Em comunicado internacionalista, a CCSCS afirma que a região observa com preocupação o avanço de um projeto político que pretende desmontar décadas de conquistas sociais no país vizinho. A reforma trabalhista impulsionada pelo governo de Javier Milei, atualmente em tramitação legislativa, é apontada como um ataque direto à dignidade do trabalho.
Segundo a entidade, sob o argumento de ampliar a liberdade econômica, o projeto busca impor a precarização das relações de trabalho, facilitar demissões, limitar o direito constitucional de greve e enfraquecer a negociação coletiva.
A CCSCS reafirma que não há desenvolvimento econômico possível baseado na exclusão social e na retirada de direitos.
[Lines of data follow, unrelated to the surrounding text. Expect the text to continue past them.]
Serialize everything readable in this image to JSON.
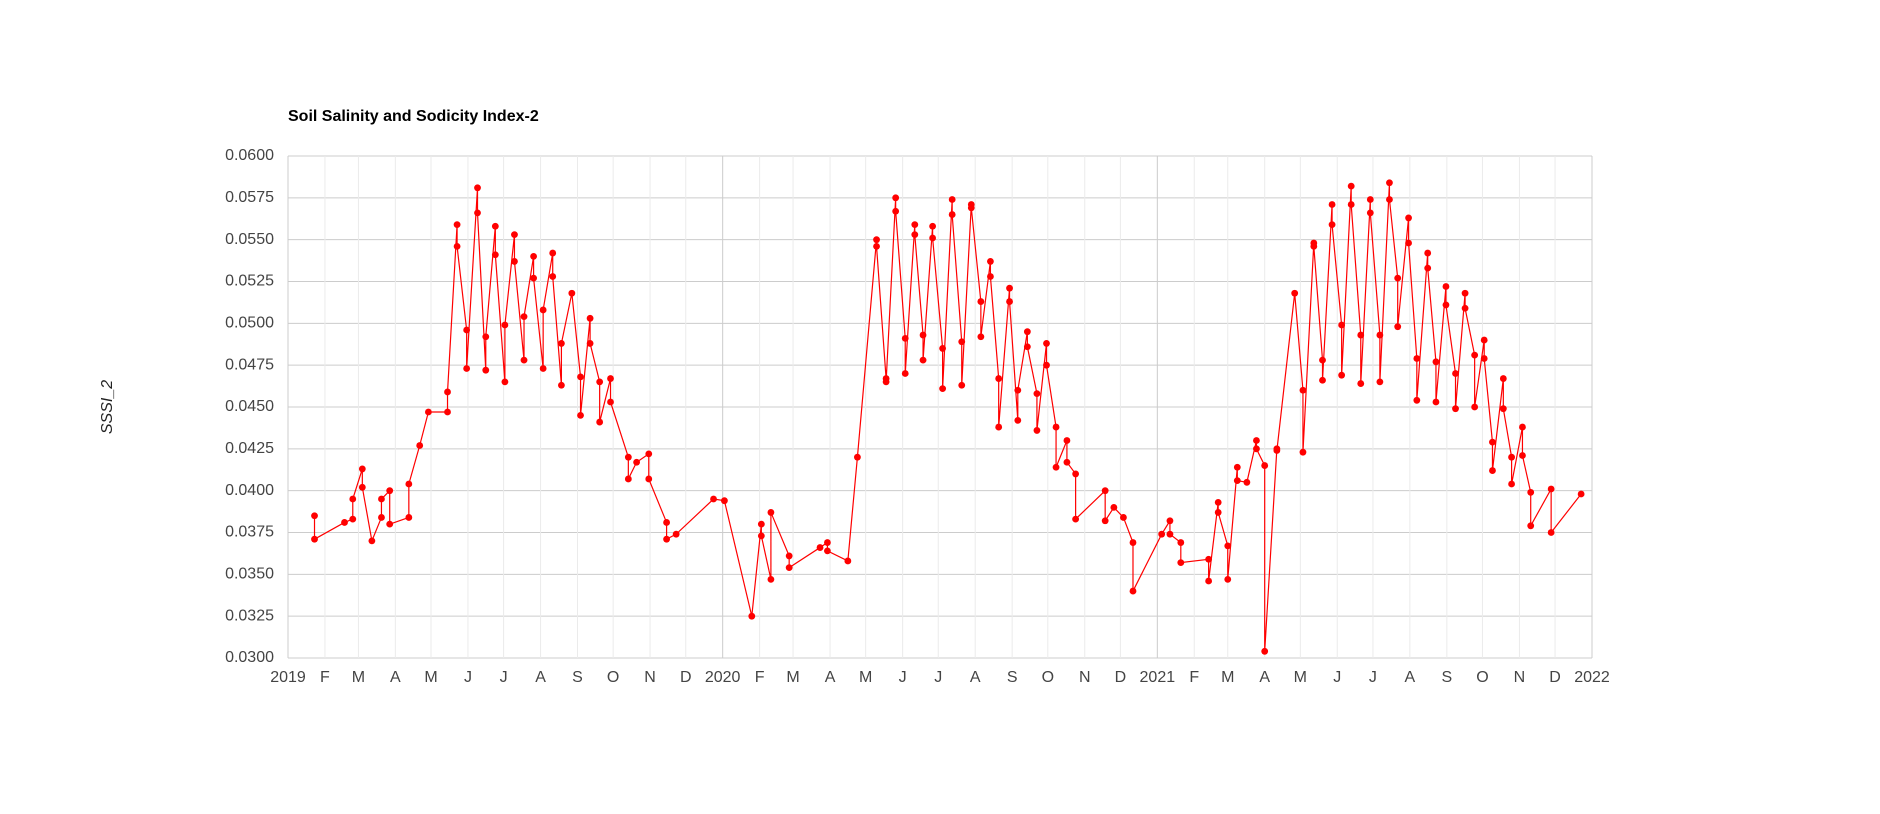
{
  "chart_data": {
    "type": "line",
    "title": "Soil Salinity and Sodicity Index-2",
    "y_label": "SSSI_2",
    "color": "#ff0000",
    "grid": true,
    "x": [
      2019.061,
      2019.061,
      2019.13,
      2019.149,
      2019.149,
      2019.171,
      2019.171,
      2019.193,
      2019.215,
      2019.215,
      2019.234,
      2019.234,
      2019.278,
      2019.278,
      2019.303,
      2019.323,
      2019.367,
      2019.367,
      2019.389,
      2019.389,
      2019.411,
      2019.411,
      2019.436,
      2019.436,
      2019.455,
      2019.455,
      2019.477,
      2019.477,
      2019.499,
      2019.499,
      2019.521,
      2019.521,
      2019.543,
      2019.543,
      2019.565,
      2019.565,
      2019.587,
      2019.587,
      2019.609,
      2019.609,
      2019.629,
      2019.629,
      2019.653,
      2019.673,
      2019.673,
      2019.695,
      2019.695,
      2019.717,
      2019.717,
      2019.742,
      2019.742,
      2019.783,
      2019.783,
      2019.802,
      2019.83,
      2019.83,
      2019.871,
      2019.871,
      2019.893,
      2019.979,
      2020.004,
      2020.067,
      2020.089,
      2020.089,
      2020.111,
      2020.111,
      2020.153,
      2020.153,
      2020.224,
      2020.241,
      2020.241,
      2020.288,
      2020.31,
      2020.354,
      2020.354,
      2020.376,
      2020.376,
      2020.398,
      2020.398,
      2020.42,
      2020.42,
      2020.442,
      2020.442,
      2020.461,
      2020.461,
      2020.483,
      2020.483,
      2020.506,
      2020.506,
      2020.528,
      2020.528,
      2020.55,
      2020.55,
      2020.572,
      2020.572,
      2020.594,
      2020.594,
      2020.616,
      2020.616,
      2020.635,
      2020.635,
      2020.66,
      2020.66,
      2020.679,
      2020.679,
      2020.701,
      2020.701,
      2020.723,
      2020.723,
      2020.745,
      2020.745,
      2020.767,
      2020.767,
      2020.792,
      2020.792,
      2020.812,
      2020.812,
      2020.88,
      2020.88,
      2020.9,
      2020.922,
      2020.944,
      2020.944,
      2021.01,
      2021.029,
      2021.029,
      2021.054,
      2021.054,
      2021.118,
      2021.118,
      2021.14,
      2021.14,
      2021.162,
      2021.162,
      2021.184,
      2021.184,
      2021.206,
      2021.228,
      2021.228,
      2021.247,
      2021.247,
      2021.275,
      2021.275,
      2021.316,
      2021.335,
      2021.335,
      2021.36,
      2021.36,
      2021.38,
      2021.38,
      2021.402,
      2021.402,
      2021.424,
      2021.424,
      2021.446,
      2021.446,
      2021.468,
      2021.468,
      2021.49,
      2021.49,
      2021.512,
      2021.512,
      2021.534,
      2021.534,
      2021.553,
      2021.553,
      2021.578,
      2021.578,
      2021.597,
      2021.597,
      2021.622,
      2021.622,
      2021.641,
      2021.641,
      2021.664,
      2021.664,
      2021.686,
      2021.686,
      2021.708,
      2021.708,
      2021.73,
      2021.73,
      2021.752,
      2021.752,
      2021.771,
      2021.771,
      2021.796,
      2021.796,
      2021.815,
      2021.815,
      2021.84,
      2021.84,
      2021.859,
      2021.859,
      2021.906,
      2021.906,
      2021.975
    ],
    "values": [
      0.0385,
      0.0371,
      0.0381,
      0.0383,
      0.0395,
      0.0413,
      0.0402,
      0.037,
      0.0384,
      0.0395,
      0.04,
      0.038,
      0.0384,
      0.0404,
      0.0427,
      0.0447,
      0.0447,
      0.0459,
      0.0559,
      0.0546,
      0.0496,
      0.0473,
      0.0581,
      0.0566,
      0.0472,
      0.0492,
      0.0558,
      0.0541,
      0.0465,
      0.0499,
      0.0553,
      0.0537,
      0.0478,
      0.0504,
      0.054,
      0.0527,
      0.0473,
      0.0508,
      0.0542,
      0.0528,
      0.0463,
      0.0488,
      0.0518,
      0.0468,
      0.0445,
      0.0503,
      0.0488,
      0.0465,
      0.0441,
      0.0467,
      0.0453,
      0.042,
      0.0407,
      0.0417,
      0.0422,
      0.0407,
      0.0381,
      0.0371,
      0.0374,
      0.0395,
      0.0394,
      0.0325,
      0.038,
      0.0373,
      0.0347,
      0.0387,
      0.0361,
      0.0354,
      0.0366,
      0.0369,
      0.0364,
      0.0358,
      0.042,
      0.055,
      0.0546,
      0.0467,
      0.0465,
      0.0575,
      0.0567,
      0.0491,
      0.047,
      0.0559,
      0.0553,
      0.0493,
      0.0478,
      0.0558,
      0.0551,
      0.0485,
      0.0461,
      0.0574,
      0.0565,
      0.0489,
      0.0463,
      0.0571,
      0.0569,
      0.0513,
      0.0492,
      0.0537,
      0.0528,
      0.0467,
      0.0438,
      0.0521,
      0.0513,
      0.0442,
      0.046,
      0.0495,
      0.0486,
      0.0458,
      0.0436,
      0.0488,
      0.0475,
      0.0438,
      0.0414,
      0.043,
      0.0417,
      0.041,
      0.0383,
      0.04,
      0.0382,
      0.039,
      0.0384,
      0.0369,
      0.034,
      0.0374,
      0.0382,
      0.0374,
      0.0369,
      0.0357,
      0.0359,
      0.0346,
      0.0393,
      0.0387,
      0.0367,
      0.0347,
      0.0414,
      0.0406,
      0.0405,
      0.043,
      0.0425,
      0.0415,
      0.0304,
      0.0425,
      0.0424,
      0.0518,
      0.046,
      0.0423,
      0.0548,
      0.0546,
      0.0478,
      0.0466,
      0.0571,
      0.0559,
      0.0499,
      0.0469,
      0.0582,
      0.0571,
      0.0493,
      0.0464,
      0.0574,
      0.0566,
      0.0493,
      0.0465,
      0.0584,
      0.0574,
      0.0527,
      0.0498,
      0.0563,
      0.0548,
      0.0479,
      0.0454,
      0.0542,
      0.0533,
      0.0477,
      0.0453,
      0.0522,
      0.0511,
      0.047,
      0.0449,
      0.0518,
      0.0509,
      0.0481,
      0.045,
      0.049,
      0.0479,
      0.0429,
      0.0412,
      0.0467,
      0.0449,
      0.042,
      0.0404,
      0.0438,
      0.0421,
      0.0399,
      0.0379,
      0.0401,
      0.0375,
      0.0398
    ],
    "xlim": [
      2019,
      2022
    ],
    "xticks": [
      2019,
      {
        "value": 2019.085,
        "label": "F"
      },
      {
        "value": 2019.162,
        "label": "M"
      },
      {
        "value": 2019.247,
        "label": "A"
      },
      {
        "value": 2019.329,
        "label": "M"
      },
      {
        "value": 2019.414,
        "label": "J"
      },
      {
        "value": 2019.496,
        "label": "J"
      },
      {
        "value": 2019.581,
        "label": "A"
      },
      {
        "value": 2019.666,
        "label": "S"
      },
      {
        "value": 2019.748,
        "label": "O"
      },
      {
        "value": 2019.833,
        "label": "N"
      },
      {
        "value": 2019.915,
        "label": "D"
      },
      2020,
      {
        "value": 2020.085,
        "label": "F"
      },
      {
        "value": 2020.162,
        "label": "M"
      },
      {
        "value": 2020.247,
        "label": "A"
      },
      {
        "value": 2020.329,
        "label": "M"
      },
      {
        "value": 2020.414,
        "label": "J"
      },
      {
        "value": 2020.496,
        "label": "J"
      },
      {
        "value": 2020.581,
        "label": "A"
      },
      {
        "value": 2020.666,
        "label": "S"
      },
      {
        "value": 2020.748,
        "label": "O"
      },
      {
        "value": 2020.833,
        "label": "N"
      },
      {
        "value": 2020.915,
        "label": "D"
      },
      2021,
      {
        "value": 2021.085,
        "label": "F"
      },
      {
        "value": 2021.162,
        "label": "M"
      },
      {
        "value": 2021.247,
        "label": "A"
      },
      {
        "value": 2021.329,
        "label": "M"
      },
      {
        "value": 2021.414,
        "label": "J"
      },
      {
        "value": 2021.496,
        "label": "J"
      },
      {
        "value": 2021.581,
        "label": "A"
      },
      {
        "value": 2021.666,
        "label": "S"
      },
      {
        "value": 2021.748,
        "label": "O"
      },
      {
        "value": 2021.833,
        "label": "N"
      },
      {
        "value": 2021.915,
        "label": "D"
      },
      2022
    ],
    "ylim": [
      0.03,
      0.06
    ],
    "yticks": [
      {
        "value": 0.03,
        "label": "0.0300"
      },
      {
        "value": 0.0325,
        "label": "0.0325"
      },
      {
        "value": 0.035,
        "label": "0.0350"
      },
      {
        "value": 0.0375,
        "label": "0.0375"
      },
      {
        "value": 0.04,
        "label": "0.0400"
      },
      {
        "value": 0.0425,
        "label": "0.0425"
      },
      {
        "value": 0.045,
        "label": "0.0450"
      },
      {
        "value": 0.0475,
        "label": "0.0475"
      },
      {
        "value": 0.05,
        "label": "0.0500"
      },
      {
        "value": 0.0525,
        "label": "0.0525"
      },
      {
        "value": 0.055,
        "label": "0.0550"
      },
      {
        "value": 0.0575,
        "label": "0.0575"
      },
      {
        "value": 0.06,
        "label": "0.0600"
      }
    ]
  }
}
A experiência histórica do Cone Sul demonstra que a flexibilização trabalhista aprofunda a pobreza e a desigualdade, sem cumprir a promessa de geração de emprego digno.
O comunicado também denuncia protocolos de segurança e medidas de intimidação contra trabalhadores e suas organizações, ressaltando que a mobilização social é um pilar fundamental da democracia e deve ser respeitada, não criminalizada.
Dos países irmãos do Cone Sul, a CCSCS reforça que a luta dos trabalhadores argentinos é parte de uma batalha comum em defesa da justiça social e da integração soberana da América Latina.
Montevidéu, 19 de fevereiro de 2026.